Here she is! 7lbs 10 ozs of cutie pie!:bouncy:










My foot was arched but you get the idea..oops. Ok on the art yarn strands, there are three rows of crochet and then I wove in the hang down parts then crocheted in the ends on both sides of each sock...I am going to hand stitch them down from the back with black thread so they will stay down against the sock. Each color is attached to black yarn per the art yarn weave so this will be easy. They will be hand wash of course.  










This is a close up of the cuff portion.


----------



## Lythrum (Dec 19, 2005)

Love the socks and the grandbaby


----------



## Miz Mary (Feb 15, 2003)

beautiful !!!! both of them !


----------



## Marchwind (May 10, 2002)

Congratulations on the grand baby! She is beautiful 

Love the socks. Can you take another picture without the light behind them? Maybe from the other side with the light shining right on them. They look really cool from what I can see.


----------



## Maura (Jun 6, 2004)

Beautiful baby! You'll need to knit Christmas socks for her.


----------



## romysbaskets (Aug 29, 2009)

Lythrum said:


> Love the socks and the grandbaby


Thank you! I could not help but share the pic of Ellie!



Miz Mary said:


> beautiful !!!! both of them !


Thank you, gosh the socks were inspired by the baby...LOL I had to do something while we waited....



Marchwind said:


> Congratulations on the grand baby! She is beautiful
> 
> Thank you! To me a baby is eye candy...LOL
> 
> Love the socks. Can you take another picture without the light behind them? Maybe from the other side with the light shining right on them. They look really cool from what I can see.

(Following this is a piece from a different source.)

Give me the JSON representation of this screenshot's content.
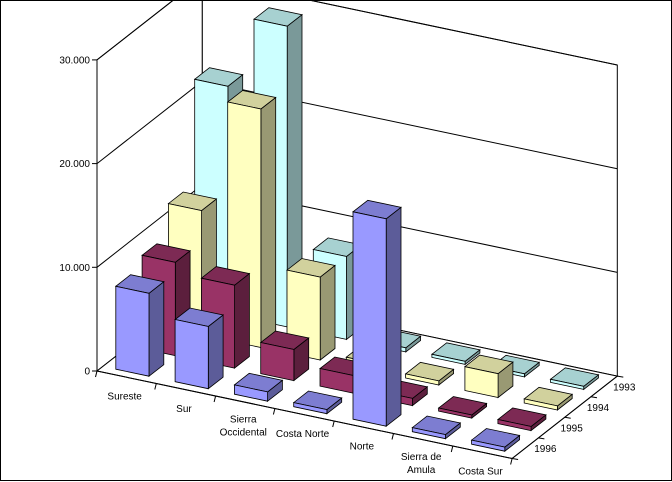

Thank you! Here is a better couple of pics I think that took to post for you. These are simple socks, I did a lacey affect to the top of the first half of the foot to the ankle and then a more solid crochet for the rest. 





















Maura said:


> Beautiful baby! You'll need to knit Christmas socks for her.


Thank you! Gosh I made so much for Ellie before she got here....but yes..I will of course be making her lots more.


----------



## mamajohnson (Nov 27, 2002)

Love the socks! and the beautiful grandbaby! 
You really do some wonderful crochet work. Someday I need to try that.


----------



## Woodpecker (Mar 8, 2007)

Beautiful socks and even more beautiful granddaughter.


----------



## romysbaskets (Aug 29, 2009)

mamajohnson said:


> Love the socks! and the beautiful grandbaby!
> You really do some wonderful crochet work. Someday I need to try that.


Thank you Mama J., Ellie is a sweet quiet baby too. On the socks...well as my hands enjoy working, it is also great for relieving stress or avoiding it all together. They are quite warm and I am going to make a scarf to match them out of the art yarn...that will be a wild scarf, just need to decide the pattern



Woodpecker said:


> Beautiful socks and even more beautiful granddaughter.


Thank you Dreamy! I think every baby is beautiful...I catch myself smiling wistfully at babies on the mainland....gee I am such a Mommy that being a Grandparent comes just as easy. Oh the socks are silly aren't they? I figure since I have small amounts of different fibers, why not mix them? The Llama parts took the ball down to the last bit. I used all the wool skein up on the half of the foot section as it was all I had. These will be fun to wear.


----------